Mr. Vera was one of 900 coca pickers who were the centerpiece of an ambitious government initiative meant to deal a decisive blow to Colombia's leftist rebels in their stronghold of La Macarena National Park, and to the cocaine trade that funds them.
But now, less than a month after a the operation began, a series of rebel attacks have led two-thirds of the 900 workers to resign over fear for their safety, and could throw the government's entire manual eradication program into doubt.
The latest attack on the operation came last week when rebel sharpshooters ambushed and killed six soldiers. The attack, the second in as many weeks, prompted President Alvaro Uribe, who was in Washington for trade talks, to order air raids on rebel camps hidden under the lush tree cover of the Macarena National Park.
The double-pronged strategy of simultaneously gaining military control over the park and wiping out the coca found there was announced in reaction to the Revolutionary Armed Forces of Colombia's, or FARC's, bloodiest attack on government troops in years, which left 29 policemen dead in December.
But analysts say the government may have underestimated FARC's resolve to hold on to this strategically important territory.
"The government took the [manual eradication program] into an incredibly complicated stage in a very abrupt way," says Ricardo Vargas, director of the Acción Andina think tank, which monitors antinarcotics strategies in the Andean region.
"Unfortunately improvisation in La Macarena could put the entire [manual eradication] program into question," Mr. Vargas adds. "After the latest rebel attacks, skeptics will start saying, 'Spraying is the only way.' "
That's the message from Sen.Juan Gomez Martinez, who has consistently defended the spraying option in the parks. "The latest events proved us right," he says. "The government has to rethink this policy and send in the [spray] planes."
Senator Gomez says any environmental damage from the spraying is recoverable. "You cannot recover a human life," he says.
For now, however, Mr. Uribe, who is up for reelection this year, may be taking a cue from the polls. A survey published Wednesday in the El Tiempo newspaper, showed nearly 60 percent of Colombians believe manual eradication is the best option in dealing with illegal crops.
US-funded aerial spraying has been the cornerstone of the Colombia's antinarcotics strategy for years. But coca is now planted in smaller, more compact plots often in the middle of acres of legal food crops, making spraying more complicated.
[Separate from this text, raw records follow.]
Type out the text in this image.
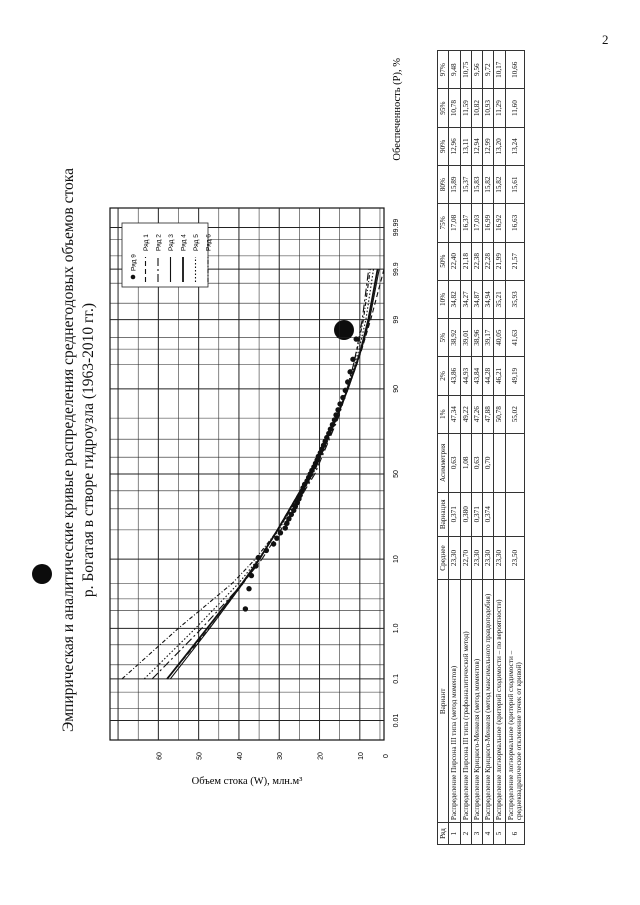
2
Эмпирическая и аналитические кривые распределения среднегодовых объемов стока р. Богатая в створе гидроузла (1963-2010 гг.)
0.01
0.1
1.0
10
50
90
99
99.9
99.99
0
10
20
30
40
50
60
Обеспеченность (P), %
Объем стока (W), млн.м³
Ряд 9
Ряд 1 Ряд 2 Ряд 3 Ряд 4 Ряд 5 Ряд 6
Ряд	Вариант	Среднее	Вариация	Асимметрия	1%	2%	5%	10%	50%	75%	80%	90%	95%	97%
1	Распределение Пирсона III типа (метод моментов)	23,30	0,371	0,63	47,34	43,86	38,92	34,82	22,40	17,08	15,89	12,96	10,78	9,48
2	Распределение Пирсона III типа (графоаналитический метод)	22,70	0,380	1,08	49,22	44,93	39,01	34,27	21,18	16,37	15,37	13,11	11,59	10,75
3	Распределение Крицкого-Менкеля (метод моментов)	23,30	0,371	0,63	47,26	43,84	38,96	34,87	22,38	17,03	15,83	12,94	10,82	9,56
4	Распределение Крицкого-Менкеля (метод максимального правдоподобия)	23,30	0,374	0,70	47,88	44,28	39,17	34,94	22,28	16,99	15,82	12,99	10,93	9,72
5	Распределение логнормальное (критерий сходимости – по вероятности)	23,30			50,78	46,21	40,05	35,21	21,99	16,92	15,82	13,20	11,29	10,17
6	Распределение логнормальное (критерий сходимости – среднеквадратическое отклонение точек от кривой)	23,50			55,02	49,19	41,63	35,93	21,57	16,63	15,61	13,24	11,60	10,66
And in national parks, where coca growers have taken refuge from the spray planes, aerial fumigation is prohibited to protect wildlife.
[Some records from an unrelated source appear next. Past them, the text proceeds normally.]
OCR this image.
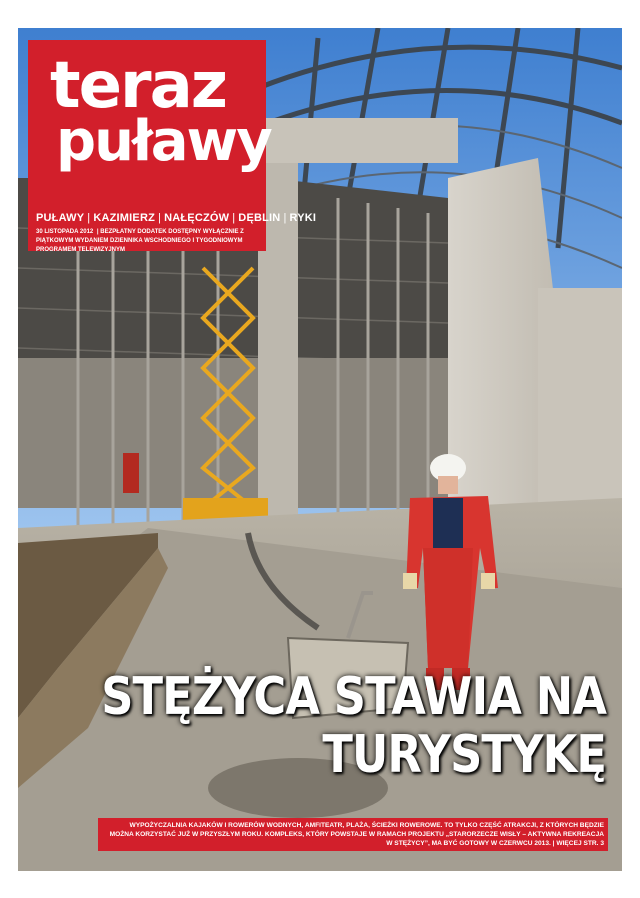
teraz
puławy
PUŁAWY | KAZIMIERZ | NAŁĘCZÓW | DĘBLIN | RYKI
30 LISTOPADA 2012 | BEZPŁATNY DODATEK DOSTĘPNY WYŁĄCZNIE Z PIĄTKOWYM WYDANIEM DZIENNIKA WSCHODNIEGO I TYGODNIOWYM PROGRAMEM TELEWIZYJNYM
STĘŻYCA STAWIA NA
TURYSTYKĘ
WYPOŻYCZALNIA KAJAKÓW I ROWERÓW WODNYCH, AMFITEATR, PLAŻA, ŚCIEŻKI ROWEROWE. TO TYLKO CZĘŚĆ ATRAKCJI, Z KTÓRYCH BĘDZIE MOŻNA KORZYSTAĆ JUŻ W PRZYSZŁYM ROKU. KOMPLEKS, KTÓRY POWSTAJE W RAMACH PROJEKTU „STARORZECZE WISŁY – AKTYWNA REKREACJA W STĘŻYCY”, MA BYĆ GOTOWY W CZERWCU 2013. | WIĘCEJ STR. 3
So where spraying is made difficult for political, environmental, or logistical reasons, the government is now sending in teams of manual eradicators, recruited from the millions of unemployed farm workers around the country.
Since the program began in earnest last March, the manual eradicators uprooted more than 76,600 acres of coca crops and aim to pull up as much as 100,000 acres this year - about half of all the coca in the country, says Victoria Restrepo, director of the government's voluntary manual eradication program.
While the US government bankrolls the aerial spraying, the manual eradication program is funded mostly from Colombia's national budget.
One Colombian official, speaking on the condition of anonymity, says US antinarcotics officials in Bogotá see manual eradication as "a threat to US [economic] interests in the aerial fumigation program," noting that most of the $200 million the US spends each year on the spray program goes to US firms contracted to provide pilots, mechanics, and herbicides.
A US Embassy official would only say that "the important thing is eradication in an effective manner." US officials have previously voiced concern about the dangers of having people pull up coca by hand in rebel-held areas.
Ms. Restrepo, however, defends the practice as more effective and less costly than aerial spraying, noting that while spraying kills one harvest, pulling out the plants eliminates the entire crop.
But she admits security is a problem, and as the program advances it gets more dangerous. "Last year the FARC barely knew we existed. We worked on crops near populated areas, the logistics were easier," Restrepo says. "But now the workers have to march for hours through open fields or in the jungle before reaching the coca, and that puts them at more risk."